Mira Bartok’s narrative begins almost exactly where the Cockburns’ ends, with an unstable young adult and her unnerved family. Her mother, Norma Herr, had been a piano virtuoso as a child, but at 18 the voices inside her head “arrived unannounced in all their terrible glory.”

Products of a brief marriage, Mira and her sister had a childhood punctuated by their mother’s agitated pacing, her fierce conversations with herself, her suicide attempts. Occasional family trips to the symphony were invariably cut short because “something inexplicable” happened that made their mother whisper obscenities in the aisle.

The girls grew up and moved far away, but their mother tracked them down by mail, by phone or sometimes in increasingly disheveled person. “Have I been a bad mother to you? Do you still love me? I need you here. We have things to discuss.”
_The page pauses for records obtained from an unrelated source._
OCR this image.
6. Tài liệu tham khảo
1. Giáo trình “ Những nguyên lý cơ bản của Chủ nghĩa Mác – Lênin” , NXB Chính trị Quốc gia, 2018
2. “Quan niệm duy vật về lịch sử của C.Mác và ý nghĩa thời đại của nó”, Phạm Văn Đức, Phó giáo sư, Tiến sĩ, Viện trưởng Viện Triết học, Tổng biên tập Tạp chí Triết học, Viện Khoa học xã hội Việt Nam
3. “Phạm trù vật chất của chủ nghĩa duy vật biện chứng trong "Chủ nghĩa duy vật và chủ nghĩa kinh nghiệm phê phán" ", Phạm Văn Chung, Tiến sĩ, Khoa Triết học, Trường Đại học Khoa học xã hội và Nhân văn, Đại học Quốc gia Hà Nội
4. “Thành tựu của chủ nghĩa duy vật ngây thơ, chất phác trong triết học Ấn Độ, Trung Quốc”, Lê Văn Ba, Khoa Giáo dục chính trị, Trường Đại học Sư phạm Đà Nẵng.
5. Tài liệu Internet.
She wielded knives, a broken bottle. Finally, in desperation, both daughters changed their names (“She took Isaac Bashevis Singer’s last name, I took Bela Bartok’s”) and severed all contact with their now homeless mother.

Or such was the plan; Ms. Bartok never quite managed to pull it off. She continued to send her mother letters and small presents for years, even as she concealed her own address and phone number. But only as her 80-year-old mother lay dying of cancer did they meet again, and did Ms. Bartok, by then an artist and prolific author of children’s books, experience once again the disease’s tangled words and thoughts.

That was not so much through her mother’s physical presence as through the wealth of diaries she found in a storage bin, with decades of entries stumbling back and forth along a thin edge of reason: “I see that little bits of my life in distorted form have gotten into movie stories. I still have received no compensation for that. Ultimately, what I do know is this: I am a homemaker, my records have never been straightened out, and my need for privacy and house is greater than ever. I write this in a motel room looking out onto garbage bins.”

As with the Cockburns’ book, the intertwined voices of grief-stricken, articulate sanity and not-so-sane but often quite poetic illness make a duet both wonderful and terrible. Sadly, it is not nearly so terrible as the worst detail of both books: the failure of the medical system to help much with the pain of either set of writers.

In the 60-odd years separating Ms. Herr’s psychotic break from Henry Cockburn’s, mental hospitals have closed in droves, community-based services have proliferated, generations of antipsychotic drugs have been patented. The disease, at least in the severe form represented here, remains undaunted. It is hard to think of one that requires more courage from patients or their families.